Skip to content
  • Jeff King's avatar
    patch-ids: refuse to compute patch-id for merge commit · 7c810407
    Jeff King authored and Junio C Hamano's avatar Junio C Hamano committed
    
    
    The patch-id code which powers "log --cherry-pick" doesn't
    look at whether each commit is a merge or not. It just feeds
    the commit's first parent to the diff, and ignores any
    additional parents.
    
    In theory, this might be useful if you wanted to find
    equivalence between, say, a merge commit and a squash-merge
    that does the same thing.  But it also promotes a false
    equivalence between distinct merges. For example, every
    "merge -s ours" would look identical to an empty commit
    (which is true in a sense, but presumably there was a value
    in merging in the discarded history). Since patch-ids are
    meant for throwing away duplicates, we should err on the
    side of _not_ matching such merges.
    
    Moreover, we may spend a lot of extra time computing these
    merge diffs. In the case that inspired this patch, a "git
    format-patch --cherry-pick" dropped from over 3 minutes to
    less than 3 seconds.
    
    This seems pretty drastic, but is easily explained. The
    command was invoked by a "git rebase" of an older topic
    branch; there had been tens of thousands of commits on the
    upstream branch in the meantime. In addition, this project
    used a topic-branch workflow with occasional "back-merges"

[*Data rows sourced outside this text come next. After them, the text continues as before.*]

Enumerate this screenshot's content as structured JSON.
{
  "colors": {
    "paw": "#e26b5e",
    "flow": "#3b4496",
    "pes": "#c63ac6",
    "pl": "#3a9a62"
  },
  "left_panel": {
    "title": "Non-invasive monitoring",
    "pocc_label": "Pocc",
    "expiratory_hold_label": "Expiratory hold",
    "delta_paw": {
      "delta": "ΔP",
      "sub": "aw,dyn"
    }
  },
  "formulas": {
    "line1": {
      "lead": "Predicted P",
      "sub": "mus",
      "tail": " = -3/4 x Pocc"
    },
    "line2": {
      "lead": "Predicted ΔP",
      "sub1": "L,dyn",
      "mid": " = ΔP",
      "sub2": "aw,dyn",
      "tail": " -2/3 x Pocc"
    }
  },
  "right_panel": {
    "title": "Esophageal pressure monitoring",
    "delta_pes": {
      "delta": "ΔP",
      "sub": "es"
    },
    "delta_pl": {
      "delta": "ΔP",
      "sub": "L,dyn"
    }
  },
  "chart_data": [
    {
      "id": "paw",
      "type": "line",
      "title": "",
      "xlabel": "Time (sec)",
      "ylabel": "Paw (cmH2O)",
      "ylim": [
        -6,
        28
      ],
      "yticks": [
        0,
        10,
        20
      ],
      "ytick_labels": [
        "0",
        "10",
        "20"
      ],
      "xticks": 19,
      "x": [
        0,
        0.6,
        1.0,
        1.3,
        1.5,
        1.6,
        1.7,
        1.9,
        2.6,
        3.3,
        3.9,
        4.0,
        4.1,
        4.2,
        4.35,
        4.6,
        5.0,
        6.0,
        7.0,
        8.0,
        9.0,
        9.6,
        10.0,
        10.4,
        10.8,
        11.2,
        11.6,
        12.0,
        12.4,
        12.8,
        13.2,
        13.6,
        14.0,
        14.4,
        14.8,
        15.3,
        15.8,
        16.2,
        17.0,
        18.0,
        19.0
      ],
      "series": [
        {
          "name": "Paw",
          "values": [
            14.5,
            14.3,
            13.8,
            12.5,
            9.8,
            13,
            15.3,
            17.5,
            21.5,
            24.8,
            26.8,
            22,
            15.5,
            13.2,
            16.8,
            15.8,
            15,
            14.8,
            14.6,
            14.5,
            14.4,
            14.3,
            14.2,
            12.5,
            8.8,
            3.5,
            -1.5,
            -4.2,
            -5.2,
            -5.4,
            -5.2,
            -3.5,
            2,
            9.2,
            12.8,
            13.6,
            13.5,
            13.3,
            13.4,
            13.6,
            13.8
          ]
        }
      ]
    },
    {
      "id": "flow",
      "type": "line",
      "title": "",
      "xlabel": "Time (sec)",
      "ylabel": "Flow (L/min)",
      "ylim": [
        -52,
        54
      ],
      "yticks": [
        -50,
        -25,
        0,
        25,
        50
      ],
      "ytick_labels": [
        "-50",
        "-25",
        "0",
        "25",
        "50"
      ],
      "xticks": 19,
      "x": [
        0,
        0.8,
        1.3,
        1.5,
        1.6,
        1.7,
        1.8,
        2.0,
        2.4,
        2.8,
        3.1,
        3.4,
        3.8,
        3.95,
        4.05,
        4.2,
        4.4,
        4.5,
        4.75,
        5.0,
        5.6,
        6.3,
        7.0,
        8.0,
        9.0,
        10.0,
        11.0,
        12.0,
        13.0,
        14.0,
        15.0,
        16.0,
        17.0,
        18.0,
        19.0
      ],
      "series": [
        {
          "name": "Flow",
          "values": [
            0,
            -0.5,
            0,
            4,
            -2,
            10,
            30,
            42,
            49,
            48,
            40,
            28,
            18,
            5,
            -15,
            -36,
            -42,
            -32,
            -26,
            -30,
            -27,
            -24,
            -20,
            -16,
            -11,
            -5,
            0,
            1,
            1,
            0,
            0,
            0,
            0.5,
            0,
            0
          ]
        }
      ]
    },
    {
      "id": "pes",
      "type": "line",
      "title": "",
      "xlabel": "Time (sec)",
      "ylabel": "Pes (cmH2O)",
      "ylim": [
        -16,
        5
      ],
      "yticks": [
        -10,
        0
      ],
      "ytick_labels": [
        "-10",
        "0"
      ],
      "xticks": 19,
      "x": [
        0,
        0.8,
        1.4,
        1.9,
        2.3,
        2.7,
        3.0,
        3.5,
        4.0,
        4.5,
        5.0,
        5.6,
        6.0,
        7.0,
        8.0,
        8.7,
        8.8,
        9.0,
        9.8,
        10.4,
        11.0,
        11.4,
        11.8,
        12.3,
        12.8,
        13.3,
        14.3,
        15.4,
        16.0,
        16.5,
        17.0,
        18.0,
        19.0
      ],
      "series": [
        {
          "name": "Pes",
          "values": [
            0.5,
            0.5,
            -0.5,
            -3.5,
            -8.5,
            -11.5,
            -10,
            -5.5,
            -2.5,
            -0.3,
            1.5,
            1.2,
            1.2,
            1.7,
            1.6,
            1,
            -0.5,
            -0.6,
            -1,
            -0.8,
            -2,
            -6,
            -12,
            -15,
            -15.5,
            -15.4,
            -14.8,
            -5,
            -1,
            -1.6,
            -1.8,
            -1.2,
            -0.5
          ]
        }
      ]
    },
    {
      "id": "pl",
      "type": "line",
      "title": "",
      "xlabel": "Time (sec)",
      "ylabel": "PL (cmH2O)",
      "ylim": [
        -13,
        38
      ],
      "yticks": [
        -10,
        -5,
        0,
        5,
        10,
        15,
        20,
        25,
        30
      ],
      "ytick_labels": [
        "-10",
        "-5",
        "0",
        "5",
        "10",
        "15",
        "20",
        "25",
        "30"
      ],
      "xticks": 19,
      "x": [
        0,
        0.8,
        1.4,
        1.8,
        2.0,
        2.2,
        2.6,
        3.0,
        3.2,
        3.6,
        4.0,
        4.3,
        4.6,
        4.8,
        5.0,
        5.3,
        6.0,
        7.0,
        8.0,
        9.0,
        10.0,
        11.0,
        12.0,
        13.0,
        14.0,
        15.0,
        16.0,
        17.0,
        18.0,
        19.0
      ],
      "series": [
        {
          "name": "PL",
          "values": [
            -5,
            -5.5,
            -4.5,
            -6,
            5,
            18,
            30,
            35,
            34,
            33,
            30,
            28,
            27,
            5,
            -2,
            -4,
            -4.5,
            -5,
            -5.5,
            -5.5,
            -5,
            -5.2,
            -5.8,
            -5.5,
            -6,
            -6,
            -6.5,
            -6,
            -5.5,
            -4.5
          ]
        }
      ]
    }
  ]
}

    from "master" to each topic (to resolve conflicts on the
    topics rather than in the merge commits). So there were not
    only extra merges, but the diffs for these back-merges were
    generally quite large (because they represented _everything_
    that had been merged to master since the topic branched).
    
    This patch treats a merge fed to commit_patch_id() or
    add_commit_patch_id() as an error, and a lookup for such a
    merge via has_commit_patch_id() will always return NULL.
    An earlier version of the patch tried to distinguish between
    "error" and "patch id for merges not defined", but that
    becomes unnecessarily complicated. The only callers are:
    
      1. revision traversals which want to do --cherry-pick;
         they call add_commit_patch_id(), but do not care if it
         fails. They only want to add what we can, look it up
         later with has_commit_patch_id(), and err on the side
         of not-matching.
    
      2. format-patch --base, which calls commit_patch_id().
         This _does_ notice errors, but should never feed a
         merge in the first place (and if it were to do so
         accidentally, then this patch is a strict improvement;
         we notice the bug rather than generating a bogus
         patch-id).
    
    So in both cases, this does the right thing.
    
    Helped-by: default avatarJohannes Schindelin <Johannes.Schindelin@gmx.de>
    Signed-off-by: default avatarJeff King <peff@peff.net>
    Signed-off-by: default avatarJunio C Hamano <gitster@pobox.com>
    7c810407